La mayoría de bodas en España son por lo civil más que por la Iglesia desde 2008. No siempre fue así como la costumbre o la fe, porque solo existía el matrimonio por la Iglesia. Fue Felipe II quien instauró el canónico con su real cédula de 12 de julio de 1564. La libertad de conciencia y cultos que estableció la revolución de 1868 dio pie a que se abriera a que los no creyentes pudieran contraer matrimonio fuera de la Iglesia. No era nuevo: en Portugal existía desde 1867 para los no católicos.
En España las juntas revolucionarias locales de 1868 dictaron bandos que abrían la posibilidad de un registro civil de bodas y defunciones. El ayuntamiento pionero en esta cuestión fue el de Reus, que dio la norma para el matrimonio civil el 20 de octubre. Josep Güell publicó a principios de 1869 una guía para el matrimonio civil que se vendió en todo el país. Una parte de la Iglesia protestó y sus periódicos y diputados iniciaron una campaña. El término más utilizado fue el de «concubinato»: la revolución quería destruir la influencia religiosa en la sociedad española a través de la disolución de la familia. Aquellos que querían homologar la unión religiosa con la civil, enterrar a los muertos «como se entierra a los perros y a los mulos», sin un oficio católico, y desterrar el «sacrosanto nombre de Dios» de las escuelas eran «unos bárbaros enemigos del género humano».
En marzo de 1869 la campaña periodística tuvo su gran momento. El matrimonio civil, sentenciaban, era «fornicaria» y «concubinato» al objeto de destruir la familia. El motivo de la ofensiva fue que los diputados republicanos iniciaron ese mismo mes otra campaña. Propusieron en las Cortes una ley de matrimonio civil y el ministro demócrata les invitó a retirar su propuesta a cambio de incluirla en una más amplia sobre el Registro Civil. Los católicos protestaron porque el Gobierno había permitido la celebración alegal de matrimonios civiles en dependencias municipales, en ocasiones, dirigidas por el alcalde y otras por funcionarios.
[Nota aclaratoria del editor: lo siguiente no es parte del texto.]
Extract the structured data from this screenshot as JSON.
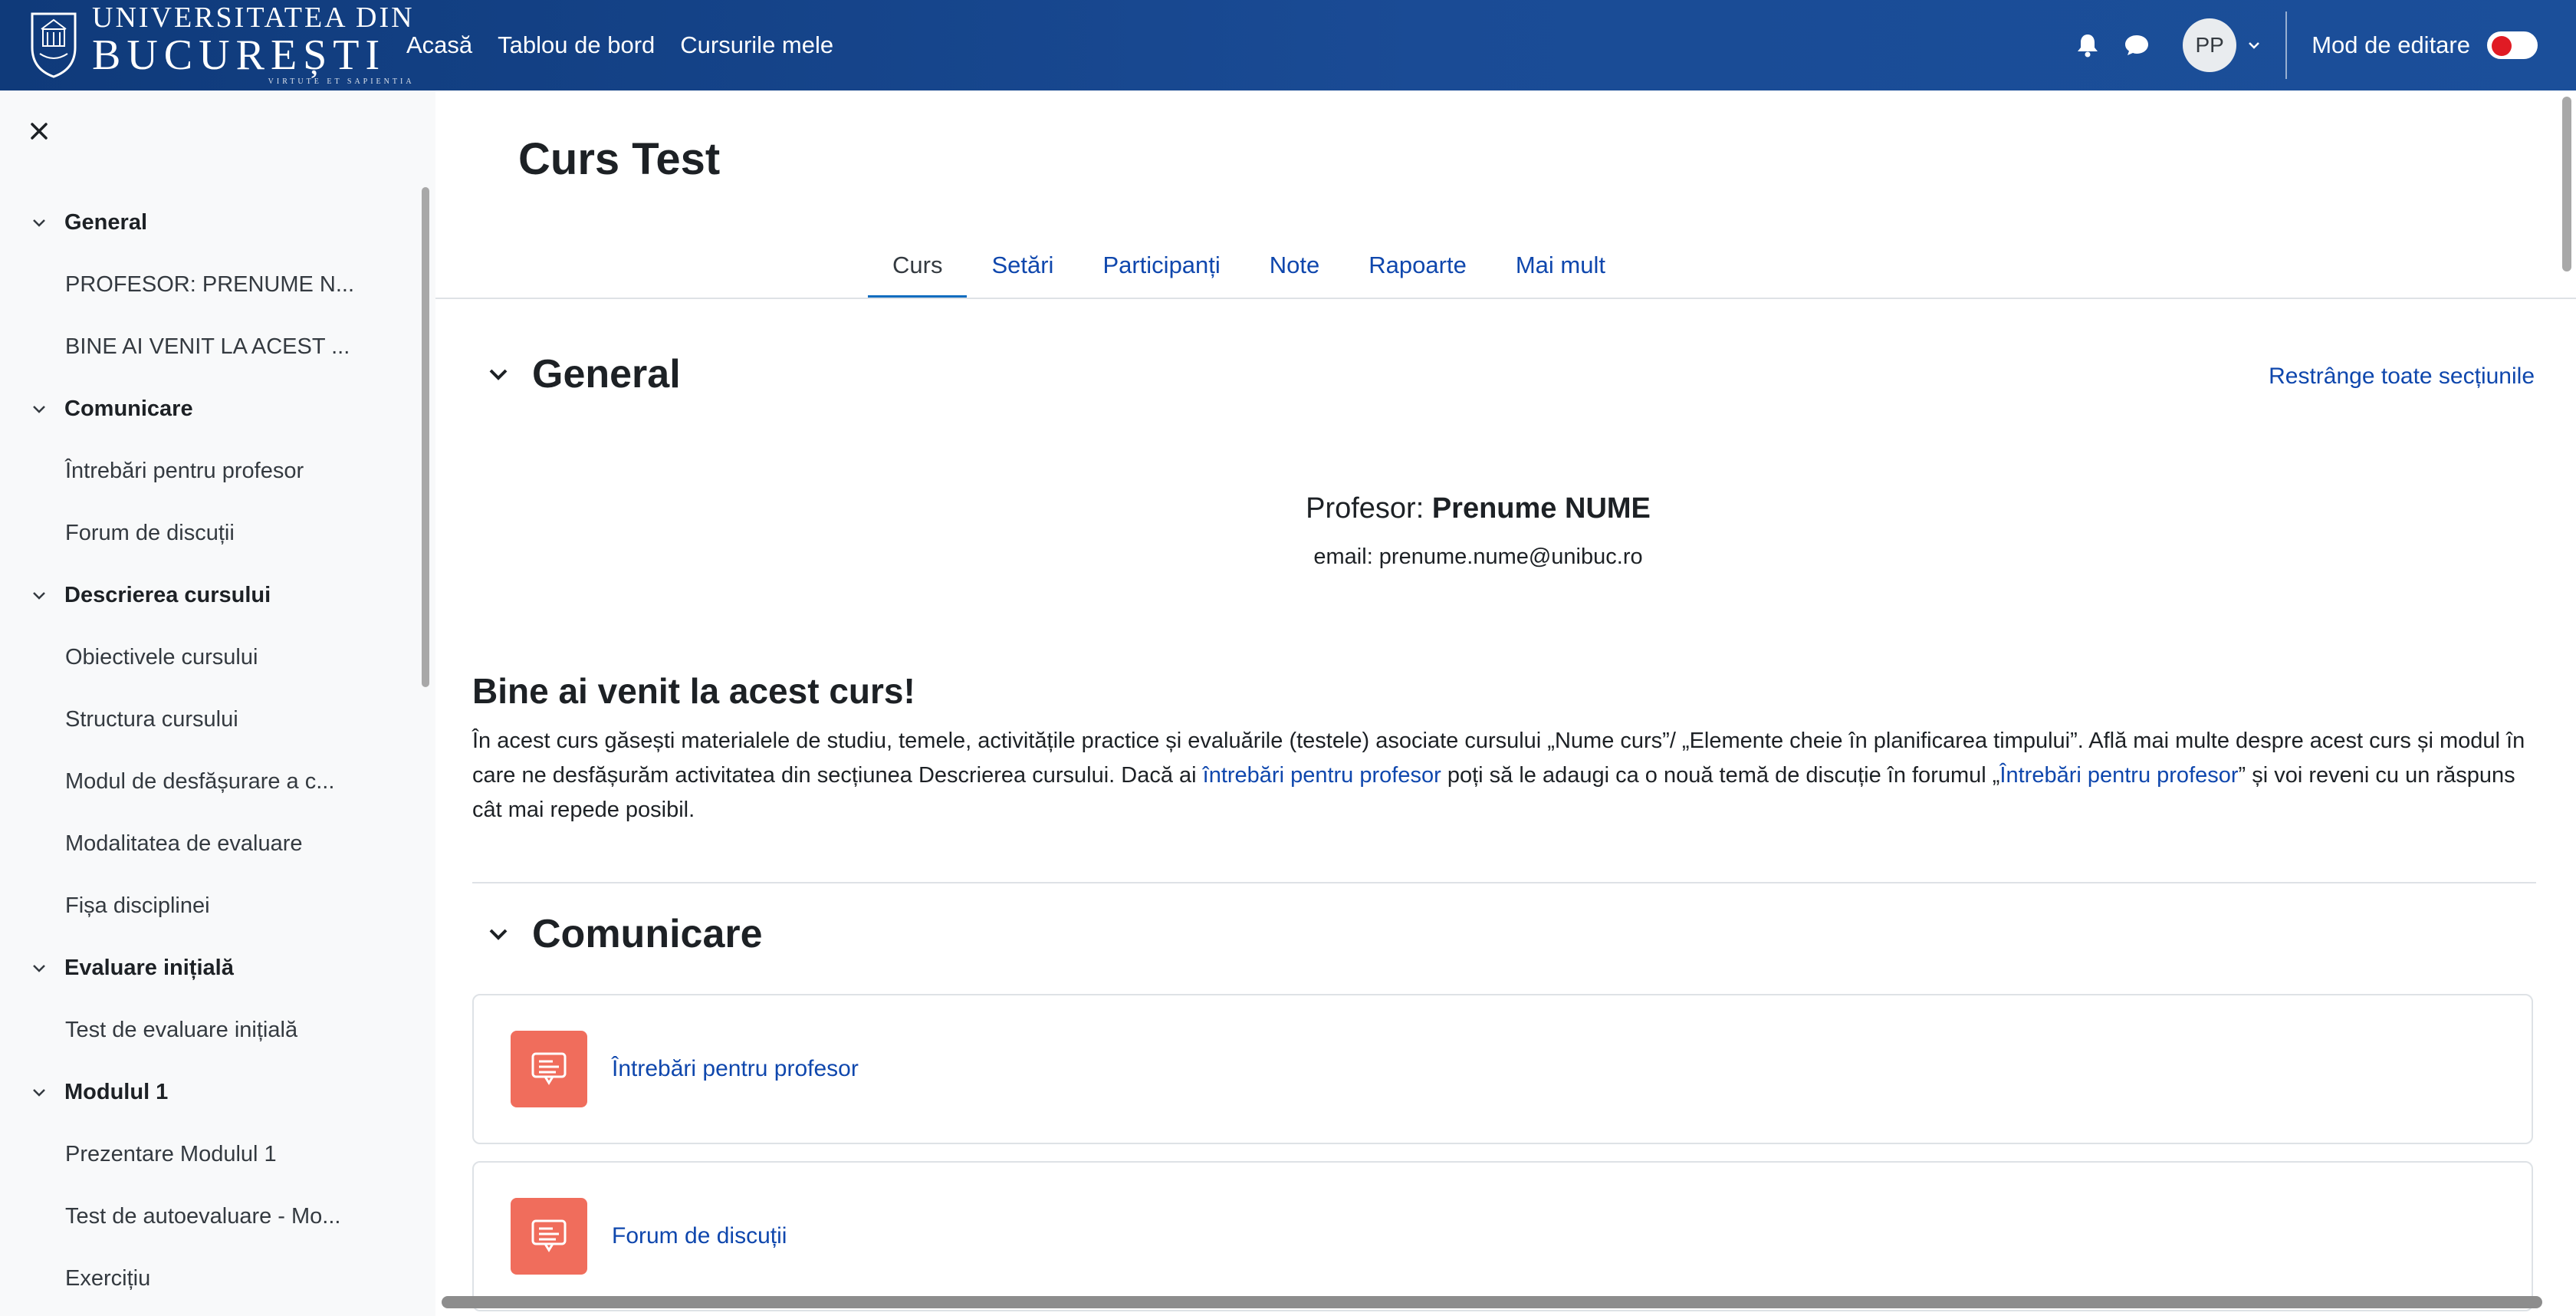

La movilización de los católicos a comienzos de 1869 fue extraordinaria. Fundaron una asociación que se extendió por todo el país, y que consiguió reunir, al parecer, tres millones de firmas para impedir que se declarase la libertad de cultos en la Constitución. El Gobierno esperó a la aprobación de la Constitución el 1 de junio, y en diciembre de 1869, presentó un proyecto de ley de matrimonio civil. El defensor del texto fue Eugenio Montero Ríos, ministro de Justicia, catedrático de Derecho eclesiástico y hombre muy respetado por su moderación, conocimientos y educación. La defensa consistió en resaltar el respeto al catolicismo y el cumplimiento de la Constitución. El matrimonio civil, dijo, era la expresión de la libertad religiosa del ciudadano, y de la igualdad ante la ley para creyentes y no creyentes. Montero Ríos añadió que el matrimonio civil era indisoluble, como el religioso, y que si el texto fuera enemigo de la Iglesia él no lo presentaría porque «antes que progresista soy católico».
El proyecto de ley por el que se debían registrar obligatoriamente todos los matrimonios fue aprobado por 142 a 34 el 14 de mayo de 1870. Sin embargo, civiles y registros fueron escasos. Los católicos siguieron casándose por la institución tradicional y la ley no se cumplió. A los cinco años, pasada ya la Revolución, el gobierno Cánovas publicó un decreto que estableció el matrimonio civil para los no católicos. Este sistema de declaración ante el juez de no profesar fe religiosa se mantuvo hasta 1932, cuando se restableció el sistema de matrimonio civil obligatorio. Franco lo revirtió, y la democracia regresó al modelo de libertad de cultos más la obligatoriedad del registro civil actual.